|
|
|
|
|
by fmarier
4670 days ago
|
|
One thing to note as well is that if a virus steals your email password, then you're a bit screwed too because that can, in most cases, be used to reset your password on other sites. As we've seen with a bunch of high-profile compromises, the email account is already an extremely valuable target for attackers. Another good reason to enable 2-factor auth there! |
|
Now say they get your Persona email account, and get the signing material from it once. They can now log in everywhere until that material expires. There's nothing you can do about it. THAT is very different.
There's a small thing you could do to mitigate this, but really only self-hosted email has it as an option: change the email server's keys. You would be able to block logins to any site which has not cached those keys.

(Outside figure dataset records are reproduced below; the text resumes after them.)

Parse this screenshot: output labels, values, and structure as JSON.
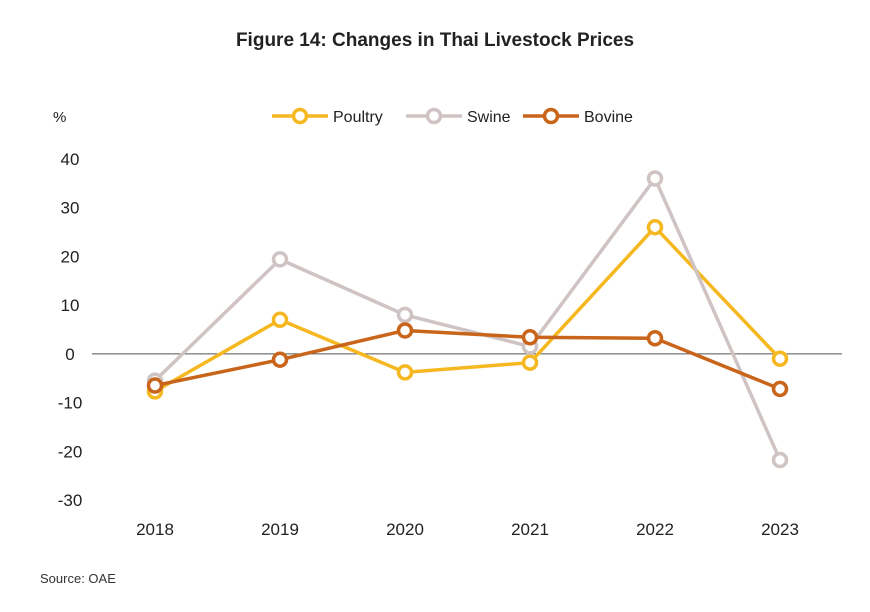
{
  "chart_data": {
    "type": "line",
    "title": "Figure 14: Changes in Thai Livestock Prices",
    "ylabel": "%",
    "xlabel": "",
    "categories": [
      "2018",
      "2019",
      "2020",
      "2021",
      "2022",
      "2023"
    ],
    "ylim": [
      -30,
      40
    ],
    "yticks": [
      40,
      30,
      20,
      10,
      0,
      -10,
      -20,
      -30
    ],
    "yticklabels": [
      "40",
      "30",
      "20",
      "10",
      "0",
      "-10",
      "-20",
      "-30"
    ],
    "legend_position": "top",
    "grid": false,
    "series": [
      {
        "name": "Poultry",
        "color": "#F5B820",
        "values": [
          -7.7,
          7.0,
          -3.8,
          -1.8,
          26.0,
          -1.0
        ]
      },
      {
        "name": "Swine",
        "color": "#CFC3C4",
        "values": [
          -5.5,
          19.4,
          8.0,
          1.5,
          36.0,
          -21.8
        ]
      },
      {
        "name": "Bovine",
        "color": "#C8651B",
        "values": [
          -6.5,
          -1.2,
          4.8,
          3.4,
          3.2,
          -7.2
        ]
      }
    ],
    "source": "Source: OAE"
  }
}
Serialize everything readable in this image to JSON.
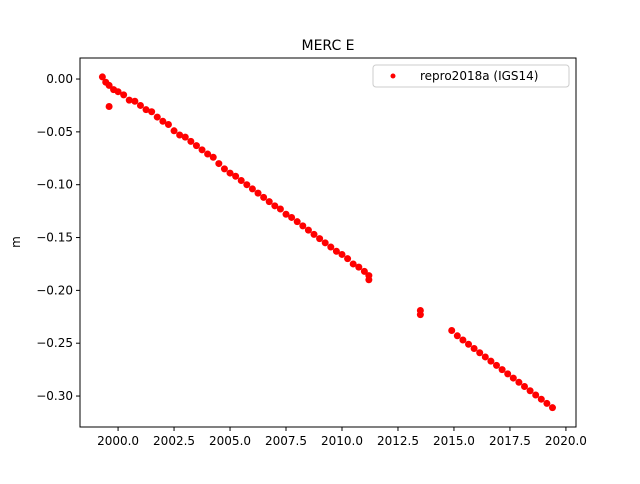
{
  "chart_data": {
    "type": "scatter",
    "title": "MERC E",
    "y_label": "m",
    "legend_position": "upper right",
    "xlim": [
      1998.3,
      2020.45
    ],
    "ylim": [
      -0.3293,
      0.0199
    ],
    "xticks": [
      {
        "value": 2000,
        "label": "2000.0"
      },
      {
        "value": 2002.5,
        "label": "2002.5"
      },
      {
        "value": 2005,
        "label": "2005.0"
      },
      {
        "value": 2007.5,
        "label": "2007.5"
      },
      {
        "value": 2010,
        "label": "2010.0"
      },
      {
        "value": 2012.5,
        "label": "2012.5"
      },
      {
        "value": 2015,
        "label": "2015.0"
      },
      {
        "value": 2017.5,
        "label": "2017.5"
      },
      {
        "value": 2020,
        "label": "2020.0"
      }
    ],
    "yticks": [
      {
        "value": 0,
        "label": "0.00"
      },
      {
        "value": -0.05,
        "label": "−0.05"
      },
      {
        "value": -0.1,
        "label": "−0.10"
      },
      {
        "value": -0.15,
        "label": "−0.15"
      },
      {
        "value": -0.2,
        "label": "−0.20"
      },
      {
        "value": -0.25,
        "label": "−0.25"
      },
      {
        "value": -0.3,
        "label": "−0.30"
      }
    ],
    "series": [
      {
        "name": "repro2018a (IGS14)",
        "color": "#ff0000",
        "x": [
          1999.3,
          1999.45,
          1999.6,
          1999.6,
          1999.8,
          2000.0,
          2000.25,
          2000.5,
          2000.75,
          2001.0,
          2001.25,
          2001.5,
          2001.75,
          2002.0,
          2002.25,
          2002.5,
          2002.75,
          2003.0,
          2003.25,
          2003.5,
          2003.75,
          2004.0,
          2004.25,
          2004.5,
          2004.75,
          2005.0,
          2005.25,
          2005.5,
          2005.75,
          2006.0,
          2006.25,
          2006.5,
          2006.75,
          2007.0,
          2007.25,
          2007.5,
          2007.75,
          2008.0,
          2008.25,
          2008.5,
          2008.75,
          2009.0,
          2009.25,
          2009.5,
          2009.75,
          2010.0,
          2010.25,
          2010.5,
          2010.75,
          2011.0,
          2011.2,
          2011.2,
          2013.5,
          2013.5,
          2014.9,
          2015.15,
          2015.4,
          2015.65,
          2015.9,
          2016.15,
          2016.4,
          2016.65,
          2016.9,
          2017.15,
          2017.4,
          2017.65,
          2017.9,
          2018.15,
          2018.4,
          2018.65,
          2018.9,
          2019.15,
          2019.4
        ],
        "values": [
          0.002,
          -0.003,
          -0.006,
          -0.026,
          -0.01,
          -0.012,
          -0.015,
          -0.02,
          -0.021,
          -0.025,
          -0.029,
          -0.031,
          -0.036,
          -0.04,
          -0.043,
          -0.049,
          -0.053,
          -0.055,
          -0.059,
          -0.063,
          -0.067,
          -0.071,
          -0.074,
          -0.08,
          -0.085,
          -0.089,
          -0.092,
          -0.096,
          -0.1,
          -0.104,
          -0.108,
          -0.112,
          -0.116,
          -0.12,
          -0.123,
          -0.128,
          -0.131,
          -0.135,
          -0.139,
          -0.143,
          -0.147,
          -0.151,
          -0.155,
          -0.159,
          -0.163,
          -0.166,
          -0.17,
          -0.175,
          -0.178,
          -0.182,
          -0.186,
          -0.19,
          -0.219,
          -0.223,
          -0.238,
          -0.243,
          -0.247,
          -0.251,
          -0.255,
          -0.259,
          -0.263,
          -0.267,
          -0.271,
          -0.275,
          -0.279,
          -0.283,
          -0.287,
          -0.291,
          -0.295,
          -0.299,
          -0.303,
          -0.307,
          -0.311
        ]
      }
    ]
  }
}
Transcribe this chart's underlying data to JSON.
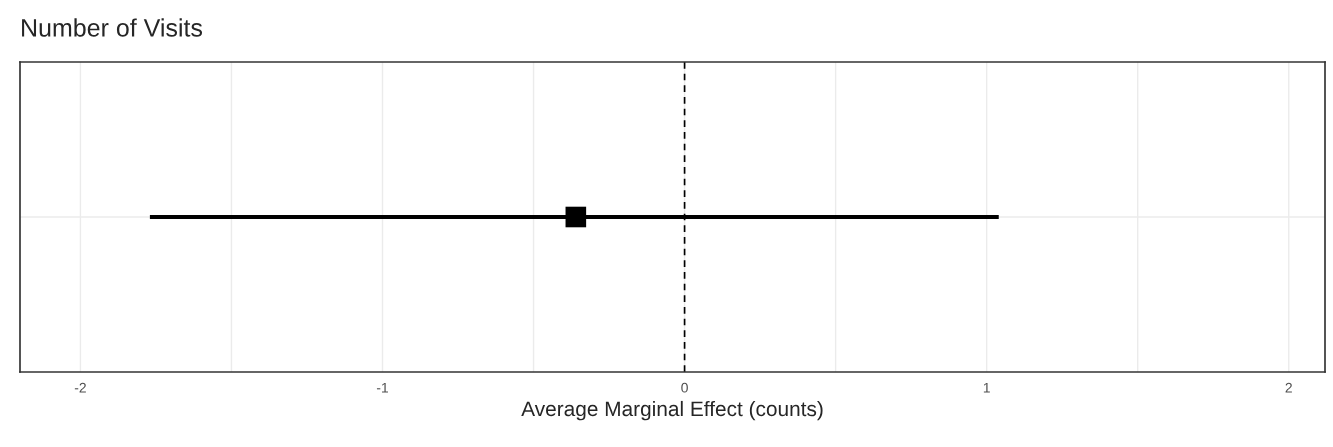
{
  "chart_data": {
    "type": "scatter",
    "title": "Number of Visits",
    "xlabel": "Average Marginal Effect (counts)",
    "orientation": "horizontal",
    "categories": [
      null
    ],
    "series": [
      {
        "color": "#000000",
        "values": [
          -0.36
        ],
        "errors": [
          [
            -1.77,
            1.04
          ]
        ]
      }
    ],
    "marker": "square",
    "xlim": [
      -2.2,
      2.12
    ],
    "xticks": [
      -2,
      {
        "value": -1.5,
        "label": null
      },
      -1,
      {
        "value": -0.5,
        "label": null
      },
      0,
      {
        "value": 0.5,
        "label": null
      },
      1,
      {
        "value": 1.5,
        "label": null
      },
      2
    ],
    "ref_lines": [
      {
        "axis": "x",
        "value": 0,
        "color": "#000000",
        "line_style": "dashed"
      }
    ],
    "grid": true,
    "legend": false
  }
}
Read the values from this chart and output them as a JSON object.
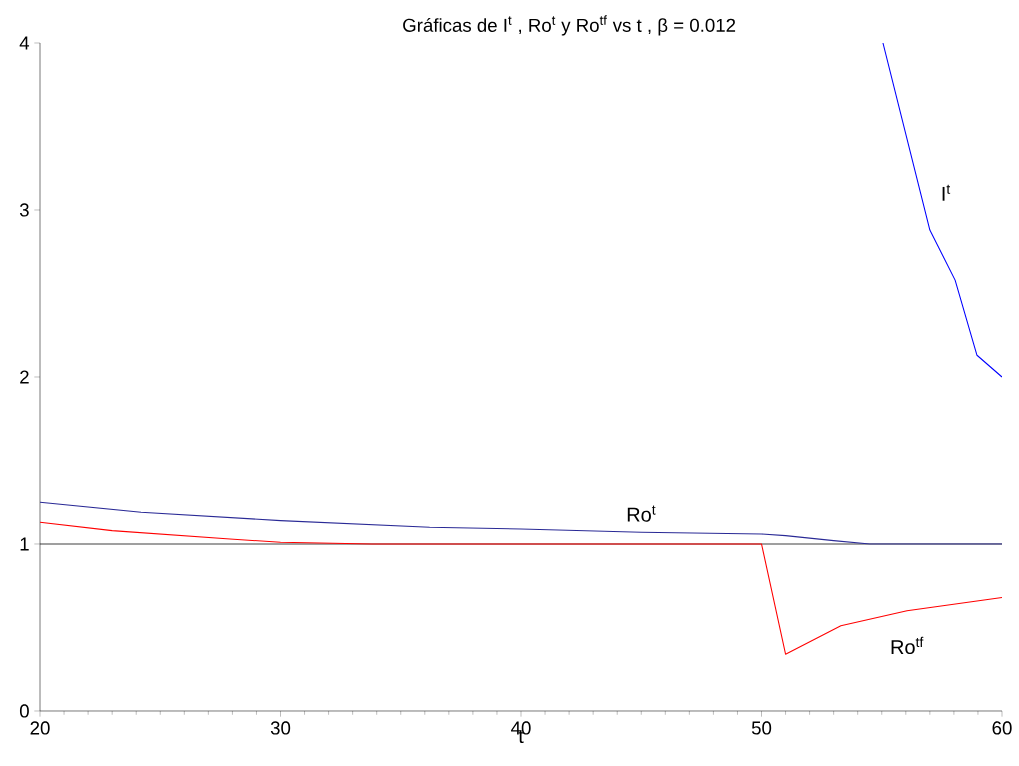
{
  "chart_data": {
    "type": "line",
    "title": "Gráficas de I$^{t}$ , Ro$^{t}$ y Ro$^{tf}$ vs t , β = 0.012",
    "xlabel": "t",
    "xlim": [
      20,
      60
    ],
    "ylim": [
      0,
      4
    ],
    "xticks": [
      20,
      30,
      40,
      50,
      60
    ],
    "yticks": [
      0,
      1,
      2,
      3,
      4
    ],
    "grid": false,
    "marker": "none",
    "line_style": "solid",
    "series": [
      {
        "name": "I$^{t}$",
        "color": "#0000ff",
        "x": [
          55.05,
          57.0,
          58.05,
          58.96,
          60
        ],
        "values": [
          4.0,
          2.88,
          2.58,
          2.13,
          2.0
        ]
      },
      {
        "name": "Ro$^{t}$",
        "color": "#2a2a96",
        "x": [
          20,
          24.2,
          30,
          36.2,
          40,
          45,
          50,
          51,
          53,
          54.5,
          60
        ],
        "values": [
          1.25,
          1.19,
          1.14,
          1.1,
          1.09,
          1.07,
          1.06,
          1.05,
          1.02,
          1.0,
          1.0
        ]
      },
      {
        "name": "Ro$^{tf}$",
        "color": "#ff0000",
        "x": [
          20,
          23,
          27.9,
          30,
          33.8,
          50,
          51,
          53.3,
          56.05,
          60
        ],
        "values": [
          1.13,
          1.08,
          1.03,
          1.01,
          1.0,
          1.0,
          0.34,
          0.51,
          0.6,
          0.68
        ]
      }
    ],
    "ref_lines": [
      {
        "axis": "y",
        "value": 1,
        "color": "#000000"
      }
    ]
  }
}
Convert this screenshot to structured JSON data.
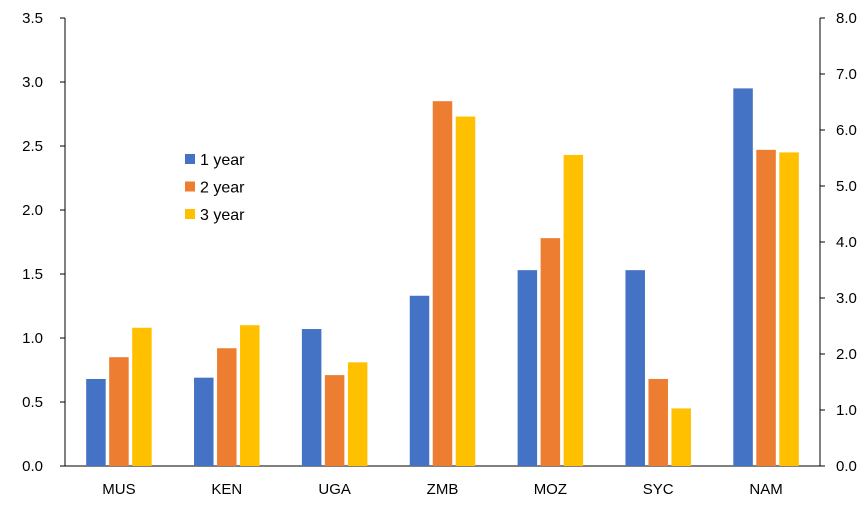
{
  "chart_data": {
    "type": "bar",
    "categories": [
      "MUS",
      "KEN",
      "UGA",
      "ZMB",
      "MOZ",
      "SYC",
      "NAM"
    ],
    "series": [
      {
        "name": "1 year",
        "color": "#4472C4",
        "values": [
          0.68,
          0.69,
          1.07,
          1.33,
          1.53,
          1.53,
          2.95
        ]
      },
      {
        "name": "2 year",
        "color": "#ED7D31",
        "values": [
          0.85,
          0.92,
          0.71,
          2.85,
          1.78,
          0.68,
          2.47
        ]
      },
      {
        "name": "3 year",
        "color": "#FFC000",
        "values": [
          1.08,
          1.1,
          0.81,
          2.73,
          2.43,
          0.45,
          2.45
        ]
      }
    ],
    "y_left": {
      "min": 0,
      "max": 3.5,
      "ticks": [
        "0.0",
        "0.5",
        "1.0",
        "1.5",
        "2.0",
        "2.5",
        "3.0",
        "3.5"
      ]
    },
    "y_right": {
      "min": 0,
      "max": 8,
      "ticks": [
        "0.0",
        "1.0",
        "2.0",
        "3.0",
        "4.0",
        "5.0",
        "6.0",
        "7.0",
        "8.0"
      ]
    },
    "title": "",
    "xlabel": "",
    "ylabel": "",
    "grid": false,
    "legend_position": "upper-left-inside"
  }
}
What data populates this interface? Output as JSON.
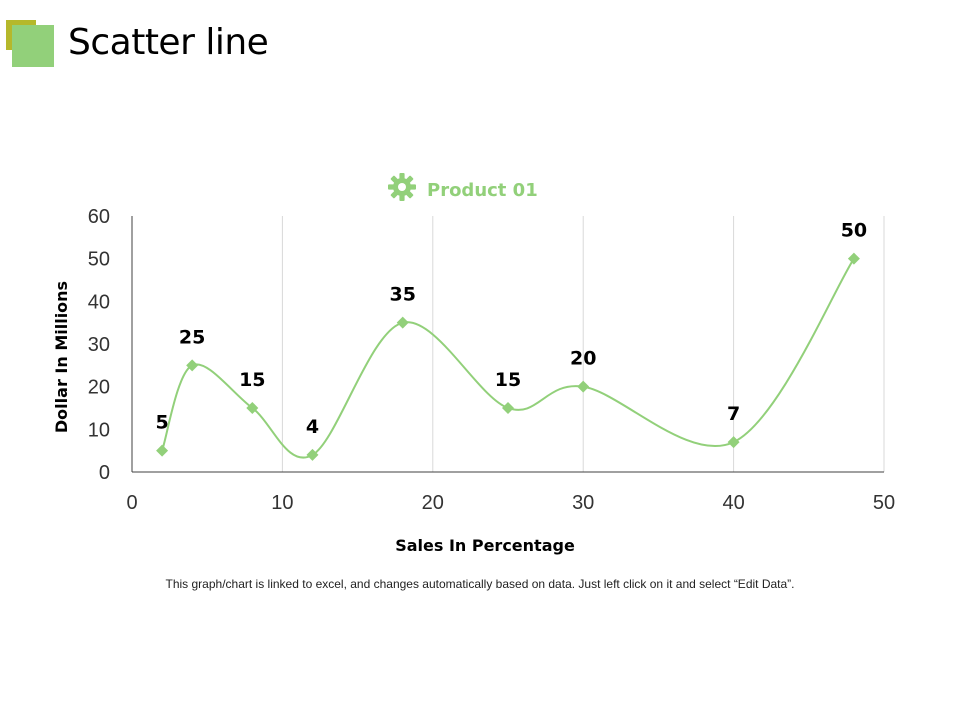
{
  "slide": {
    "title": "Scatter line",
    "footnote": "This graph/chart is linked to excel, and changes automatically based on data. Just left click on it and select “Edit Data”."
  },
  "colors": {
    "series": "#92d07a",
    "accent_dark": "#b5b82b",
    "axis": "#404040",
    "grid": "#d9d9d9",
    "text": "#000000"
  },
  "chart_data": {
    "type": "scatter",
    "title": "",
    "xlabel": "Sales In Percentage",
    "ylabel": "Dollar In Millions",
    "xlim": [
      0,
      50
    ],
    "ylim": [
      0,
      60
    ],
    "xticks": [
      0,
      10,
      20,
      30,
      40,
      50
    ],
    "yticks": [
      0,
      10,
      20,
      30,
      40,
      50,
      60
    ],
    "grid": "vertical",
    "legend_position": "top-center",
    "smooth_line": true,
    "series": [
      {
        "name": "Product 01",
        "icon": "gear-icon",
        "x": [
          2,
          4,
          8,
          12,
          18,
          25,
          30,
          40,
          48
        ],
        "y": [
          5,
          25,
          15,
          4,
          35,
          15,
          20,
          7,
          50
        ],
        "labels": [
          "5",
          "25",
          "15",
          "4",
          "35",
          "15",
          "20",
          "7",
          "50"
        ]
      }
    ]
  }
}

But no big provider would do it for you, since it would break everyone's currently-live keys, and from what I can remember they recommend that sites using Persona login cache the keys[1]. So any site you had logged into may very well have cached them, and not even perform a web request, and still allow the malicious login.
--
The only real way to dial back this damage is to limit the lifetime of the original signature. Make it too short and slow internet connections can't log in anywhere, and browsers have to continually request new assertion-signing data. Make it too long and you let attackers try many, many, many more sites.
[1]: I can't find this on the Persona/BrowserID site :/ maybe it was in a presentation somewhere. Anyway, it's inherently cache-able material, and it is a great selling point - server-side web requests are painfully slow.